40 mil pessoas estão a ser deixadas a morrer à fome no Sudão do Sul

Algumas zonas de guerra no Sudão do Sul estão a ser bloqueadas por forças rivais, impedindo a entrada de ajuda humanitária

Pelo menos 40.000 pessoas estão a ser deixadas a morrer à fome nas zonas de guerra do Sudão do Sul, alerta hoje um relatório das Nações Unidas, num apelo às forças rivais para que deixem entrar ajuda.

Os dados divulgados no relatório da ONU revelam que a situação nunca esteve pior em dois anos de guerra civil, marcada por atrocidades e acusações de crimes de guerra, incluindo o bloqueio do fornecimento de alimentos.

As condições estão a piorar e cerca de 2,8 milhões de pessoas já precisam de ajuda, perto de um quarto da população do Sudão do Sul.

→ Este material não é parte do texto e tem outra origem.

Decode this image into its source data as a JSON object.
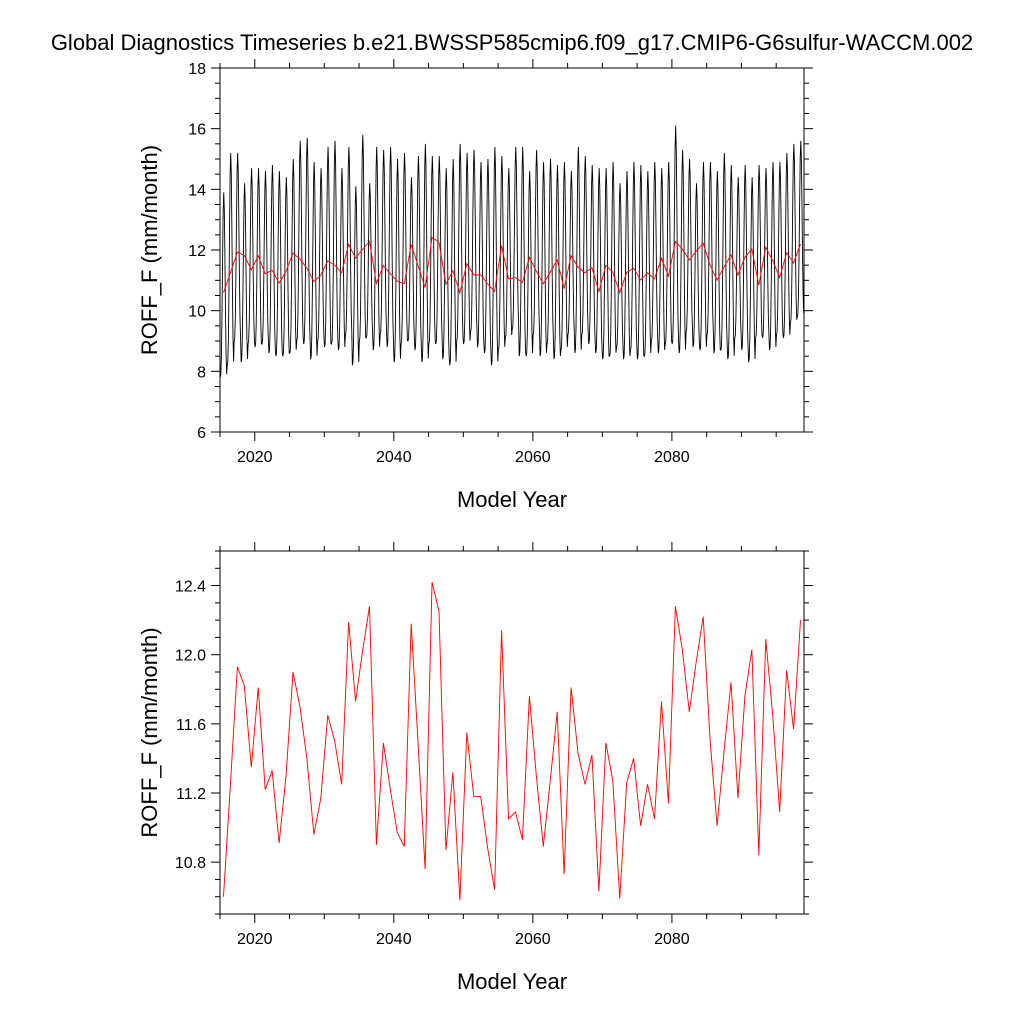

"Perto de 25% da população do país tem necessidade urgente de ajuda alimentar e pelo menos 40.000 pessoas estão à beira da catástrofe", disseram a Organização das Nações Unidas para a Alimentação e a Agricultura (FAO), o Fundo das Nações Unidas para a Infância (UNICEF) e o Programa Alimentar Mundial (PAM) num comunicado conjunto.

"As famílias têm feito tudo o que podem para sobreviver, mas estão a ficar sem opções", disse Jonathan Veitch, responsável da UNICEF para o país. Adiantou que "muitas das áreas onde as necessidades são maiores estão fora de alcance devido à situação da segurança", assinalando ser "crucial" que as agências humanitárias tenham "acesso sem restrições".

Há um ano, a fome foi evitada após uma significativa intervenção das agências humanitárias.